Deciphering the intricate mystery of what a neural network does to work out an output is most of the time an impossible feat that has to deal with complexity, secrecy, and lack of general rules and standards. The myriad of computations and distributed input-outputs across a number of layers makes the inner mechanisms of deep learning hard to understand, to say the least, when not completely opaque to human comprehension.

This opacity prevents companies, institutions and practitioners from fully understanding the models they deploy. Moreover, it precludes the identification and correction of biases and unfair practices. As Kate Crawford, principal researcher of Microsoft Research and founder of AI Now, puts it, “algorithms are only as good as the data they are trained with and data is often imperfect”. Algorithms that learn from labeled examples are susceptible to inheriting biases existing in the training data. Not in vain, examples in which machine learning models have been shown to reproduce existing patterns of discrimination are many and varied and could have severe implications.

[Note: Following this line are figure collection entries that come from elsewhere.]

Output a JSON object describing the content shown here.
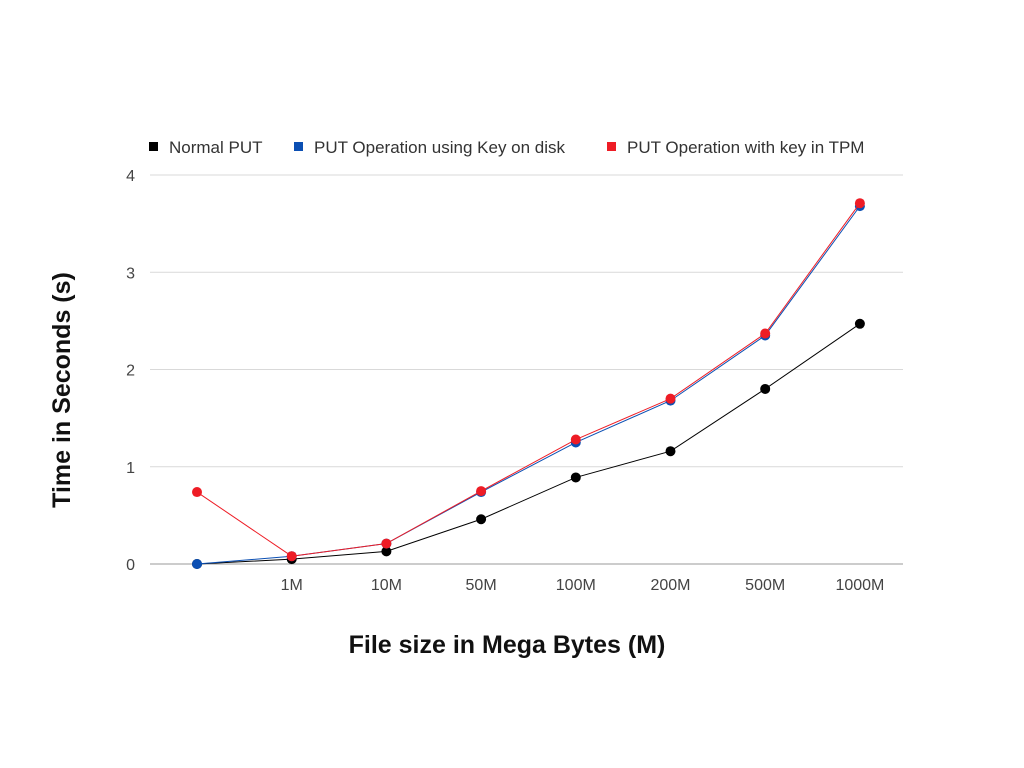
{
  "chart_data": {
    "type": "line",
    "title": "",
    "xlabel": "File size in Mega Bytes (M)",
    "ylabel": "Time in Seconds (s)",
    "categories": [
      "",
      "1M",
      "10M",
      "50M",
      "100M",
      "200M",
      "500M",
      "1000M"
    ],
    "ylim": [
      0,
      4
    ],
    "yticks": [
      "0",
      "1",
      "2",
      "3",
      "4"
    ],
    "grid": true,
    "legend_position": "top",
    "series": [
      {
        "name": "Normal PUT",
        "color": "#000000",
        "values": [
          0.0,
          0.05,
          0.13,
          0.46,
          0.89,
          1.16,
          1.8,
          2.47
        ]
      },
      {
        "name": "PUT Operation using Key on disk",
        "color": "#0b4fb3",
        "values": [
          0.0,
          0.08,
          0.21,
          0.74,
          1.25,
          1.68,
          2.35,
          3.68
        ]
      },
      {
        "name": "PUT Operation with key in TPM",
        "color": "#ee1c25",
        "values": [
          0.74,
          0.08,
          0.21,
          0.75,
          1.28,
          1.7,
          2.37,
          3.71
        ]
      }
    ]
  }
}
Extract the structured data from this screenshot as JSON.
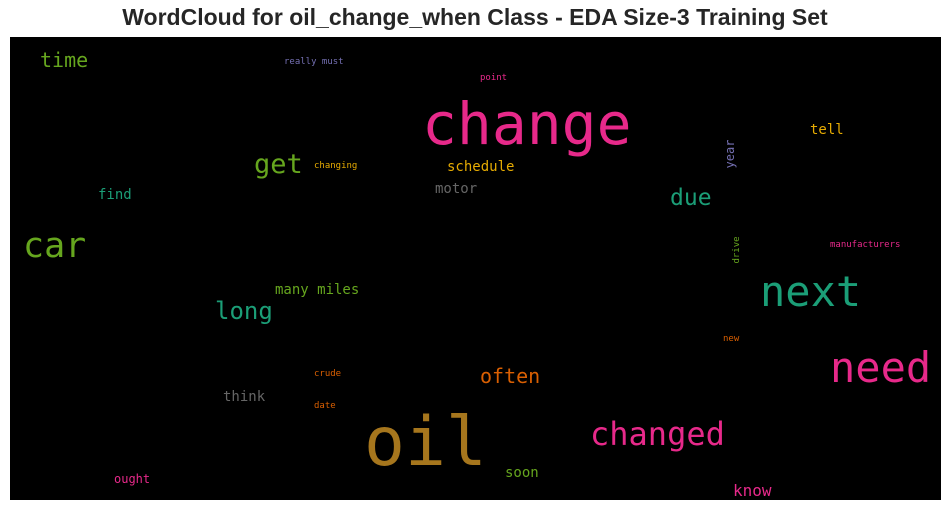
{
  "chart_data": {
    "type": "wordcloud",
    "title": "WordCloud for oil_change_when Class - EDA Size-3 Training Set",
    "background": "#000000",
    "words": [
      {
        "text": "change",
        "color": "#e7298a"
      },
      {
        "text": "oil",
        "color": "#a6761d"
      },
      {
        "text": "next",
        "color": "#1b9e77"
      },
      {
        "text": "need",
        "color": "#e7298a"
      },
      {
        "text": "car",
        "color": "#66a61e"
      },
      {
        "text": "changed",
        "color": "#e7298a"
      },
      {
        "text": "get",
        "color": "#66a61e"
      },
      {
        "text": "long",
        "color": "#1b9e77"
      },
      {
        "text": "due",
        "color": "#1b9e77"
      },
      {
        "text": "time",
        "color": "#66a61e"
      },
      {
        "text": "often",
        "color": "#d95f02"
      },
      {
        "text": "know",
        "color": "#e7298a"
      },
      {
        "text": "schedule",
        "color": "#e6ab02"
      },
      {
        "text": "many miles",
        "color": "#66a61e"
      },
      {
        "text": "motor",
        "color": "#666666"
      },
      {
        "text": "think",
        "color": "#666666"
      },
      {
        "text": "soon",
        "color": "#66a61e"
      },
      {
        "text": "tell",
        "color": "#e6ab02"
      },
      {
        "text": "find",
        "color": "#1b9e77"
      },
      {
        "text": "year",
        "color": "#7570b3"
      },
      {
        "text": "ought",
        "color": "#e7298a"
      },
      {
        "text": "really must",
        "color": "#7570b3"
      },
      {
        "text": "point",
        "color": "#e7298a"
      },
      {
        "text": "changing",
        "color": "#e6ab02"
      },
      {
        "text": "manufacturers",
        "color": "#e7298a"
      },
      {
        "text": "drive",
        "color": "#66a61e"
      },
      {
        "text": "new",
        "color": "#d95f02"
      },
      {
        "text": "crude",
        "color": "#d95f02"
      },
      {
        "text": "date",
        "color": "#d95f02"
      }
    ]
  }
}
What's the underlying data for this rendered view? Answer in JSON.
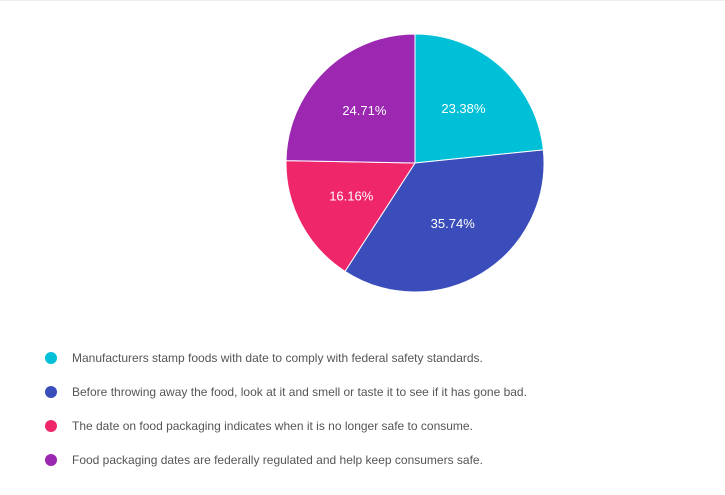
{
  "chart_data": {
    "type": "pie",
    "slices": [
      {
        "label": "Manufacturers stamp foods with date to comply with federal safety standards.",
        "value": 23.38,
        "value_label": "23.38%",
        "color": "#00c0d8"
      },
      {
        "label": "Before throwing away the food, look at it and smell or taste it to see if it has gone bad.",
        "value": 35.74,
        "value_label": "35.74%",
        "color": "#3a4dbb"
      },
      {
        "label": "The date on food packaging indicates when it is no longer safe to consume.",
        "value": 16.16,
        "value_label": "16.16%",
        "color": "#f0266a"
      },
      {
        "label": "Food packaging dates are federally regulated and help keep consumers safe.",
        "value": 24.71,
        "value_label": "24.71%",
        "color": "#9c27b0"
      }
    ],
    "start_angle": "12 o'clock",
    "direction": "clockwise",
    "legend_position": "bottom-left"
  }
}
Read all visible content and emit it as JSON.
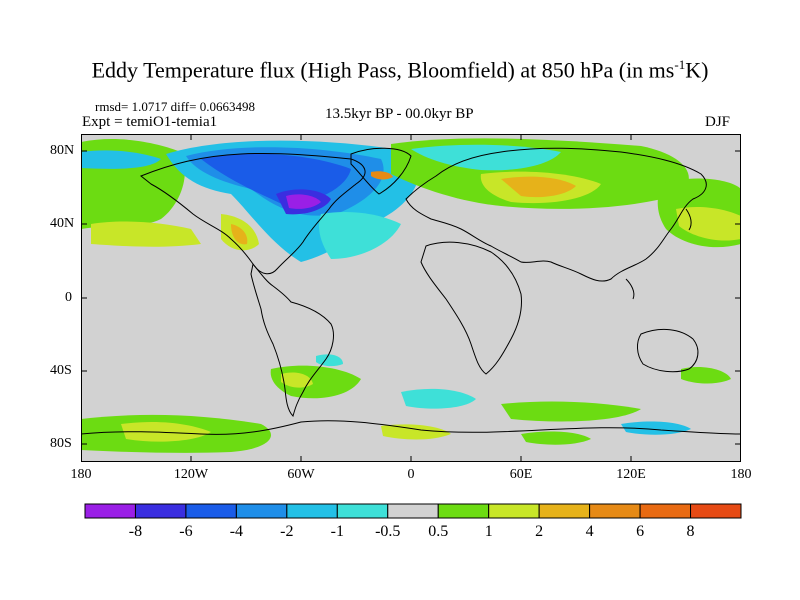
{
  "title_main": "Eddy Temperature flux (High Pass, Bloomfield) at 850 hPa (in ms",
  "title_sup": "-1",
  "title_end": "K)",
  "stats": "rmsd= 1.0717 diff= 0.0663498",
  "experiment": "Expt = temiO1-temia1",
  "period": "13.5kyr BP - 00.0kyr BP",
  "season": "DJF",
  "lat_labels": [
    "80N",
    "40N",
    "0",
    "40S",
    "80S"
  ],
  "lon_labels": [
    "180",
    "120W",
    "60W",
    "0",
    "60E",
    "120E",
    "180"
  ],
  "colorbar": {
    "labels": [
      "-8",
      "-6",
      "-4",
      "-2",
      "-1",
      "-0.5",
      "0.5",
      "1",
      "2",
      "4",
      "6",
      "8"
    ],
    "colors": [
      "#9a1fe6",
      "#3a2ee0",
      "#1a5ce8",
      "#1f8ee8",
      "#23c0e6",
      "#3ee0d8",
      "#d2d2d2",
      "#6cdc12",
      "#c8e628",
      "#e6b21a",
      "#e68a16",
      "#e86a12",
      "#e64a14"
    ]
  },
  "map": {
    "ocean_color": "#d2d2d2",
    "coast_color": "#000000"
  }
}
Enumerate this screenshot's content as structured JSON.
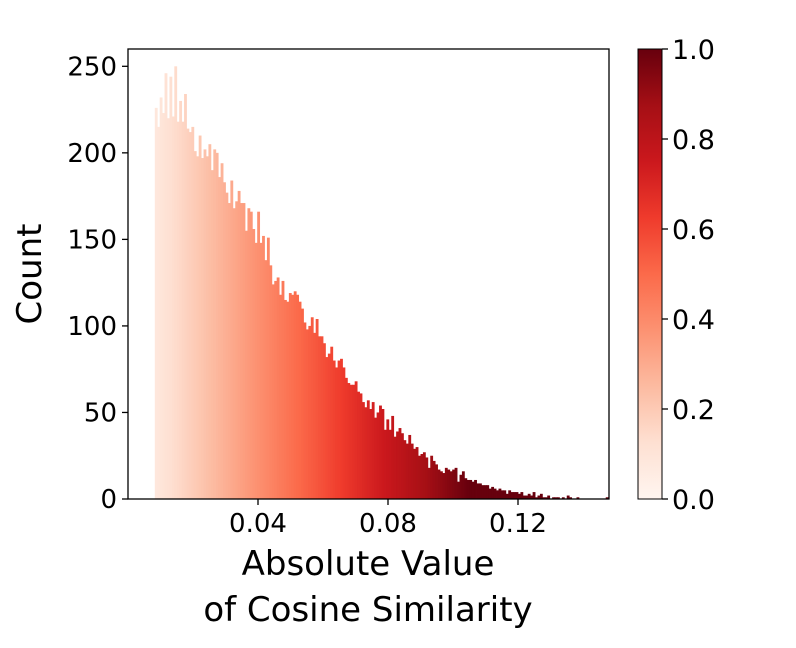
{
  "chart_data": {
    "type": "bar",
    "subtype": "histogram",
    "xlabel_lines": [
      "Absolute Value",
      "of Cosine Similarity"
    ],
    "ylabel": "Count",
    "xlim": [
      0.0,
      0.148
    ],
    "ylim": [
      0,
      260
    ],
    "xticks": [
      0.04,
      0.08,
      0.12
    ],
    "xtick_labels": [
      "0.04",
      "0.08",
      "0.12"
    ],
    "yticks": [
      0,
      50,
      100,
      150,
      200,
      250
    ],
    "ytick_labels": [
      "0",
      "50",
      "100",
      "150",
      "200",
      "250"
    ],
    "bin_start": 0.0,
    "bin_width": 0.00075,
    "counts": [
      0,
      0,
      0,
      0,
      0,
      0,
      0,
      0,
      0,
      0,
      0,
      226,
      215,
      232,
      223,
      246,
      220,
      244,
      221,
      250,
      218,
      230,
      218,
      234,
      214,
      212,
      215,
      201,
      198,
      210,
      197,
      202,
      198,
      205,
      190,
      202,
      200,
      186,
      194,
      183,
      177,
      171,
      184,
      168,
      172,
      178,
      171,
      171,
      155,
      168,
      166,
      156,
      148,
      166,
      148,
      152,
      138,
      151,
      135,
      124,
      126,
      128,
      118,
      126,
      115,
      114,
      119,
      118,
      120,
      118,
      114,
      110,
      102,
      98,
      100,
      105,
      96,
      104,
      94,
      94,
      90,
      82,
      84,
      88,
      80,
      76,
      80,
      81,
      76,
      70,
      67,
      66,
      66,
      68,
      62,
      61,
      56,
      53,
      57,
      52,
      56,
      47,
      50,
      54,
      52,
      40,
      46,
      40,
      48,
      36,
      39,
      41,
      38,
      34,
      32,
      37,
      32,
      29,
      30,
      25,
      26,
      27,
      24,
      18,
      25,
      22,
      20,
      17,
      16,
      15,
      18,
      17,
      16,
      17,
      18,
      10,
      14,
      16,
      12,
      11,
      11,
      10,
      11,
      9,
      9,
      8,
      8,
      8,
      6,
      7,
      6,
      5,
      6,
      5,
      5,
      3,
      5,
      4,
      4,
      4,
      3,
      4,
      2,
      2,
      3,
      2,
      4,
      1,
      2,
      3,
      1,
      1,
      2,
      0,
      1,
      1,
      1,
      0,
      1,
      0,
      2,
      1,
      0,
      0,
      1,
      0,
      0,
      0,
      0,
      0,
      0,
      0,
      0,
      0,
      0,
      0,
      1
    ],
    "colormap": "Reds",
    "colorbar": {
      "range": [
        0.0,
        1.0
      ],
      "ticks": [
        0.0,
        0.2,
        0.4,
        0.6,
        0.8,
        1.0
      ],
      "tick_labels": [
        "0.0",
        "0.2",
        "0.4",
        "0.6",
        "0.8",
        "1.0"
      ],
      "stops": [
        "#fff5f0",
        "#fee0d2",
        "#fcbba1",
        "#fc9272",
        "#fb6a4a",
        "#ef3b2c",
        "#cb181d",
        "#a50f15",
        "#67000d"
      ]
    },
    "grid": false
  }
}
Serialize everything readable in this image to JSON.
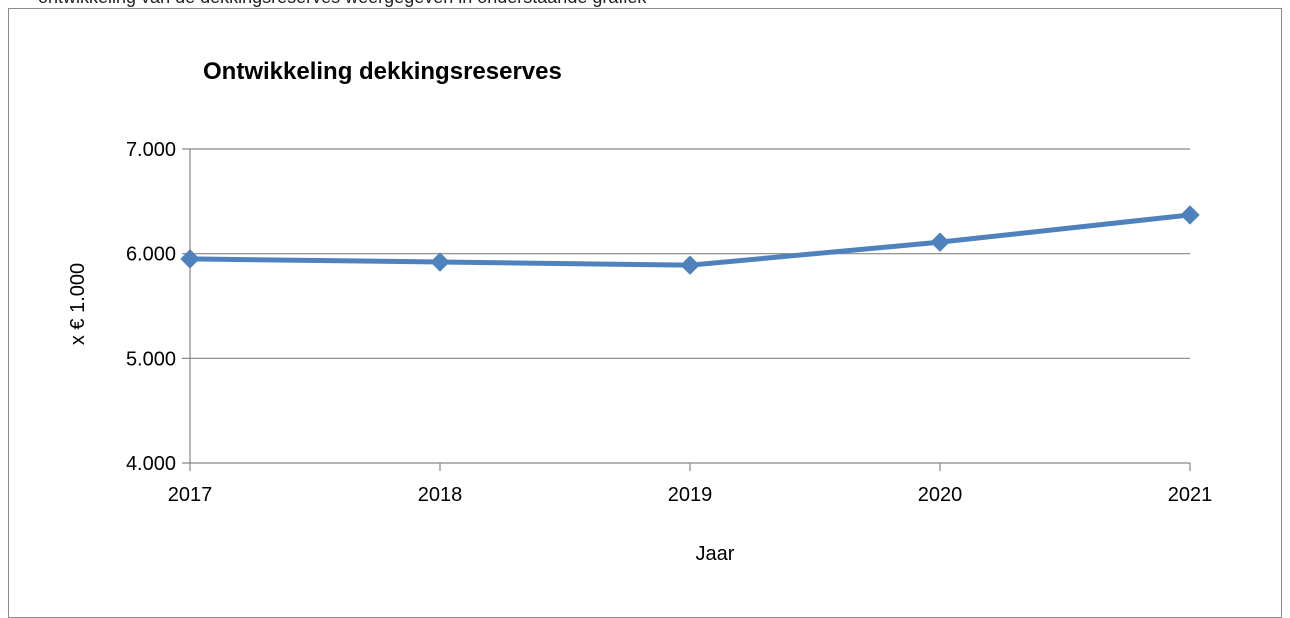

As the justice system, the healthcare system or policymaking are increasingly intermediated by automated decisions, more and more voices have been raised to demand a strong approach to making this processes transparent, understandable and stripped of human biases or personal prejudices. Algorithms are used today to identify potentially dangerous individuals, decide who is being held without bail or distinguish between trusted and fake news in our social media feeds. The risk of making such decisions for reasons biased against sensitive attributes like gender, race or sexual orientation is too great to be overlooked. Hence, the need for understanding the data with which algorithms are trained and the logic they follow to discriminate among outputs is all the more evident insofar accountability is today, and perhaps more than ever, an ethical duty.

While many approaches to this issue are possible, understanding how models work is a necessary pre-condition towards a safe and fair automated processing. Thus the importance of machine learning interpretability, the scientific discipline that deals with explaining the processes that lead AI systems to make a certain decision. These processes are usually seen as “black-box”-es, in which inputs come in and outputs come out without a clear understanding of what happens between the two ends. Interpretability aims to shine light onto these “black-box”-es.

A research line of BBVA Data & Analytics is precisely working in a way of interpreting models that were not created ex profeso to be transparent, such as the aforementioned neural networks. The benefits of interpretability are clear: the ability to correct unfair outputs and to provide the data subjects with “meaningful information” that enables to vindicate their rights. Indeed, It is well worth remembering that the importance of making the right predictions is perhaps not as great as that of making sure that ”the right predictions are being achieved by the right reasons”.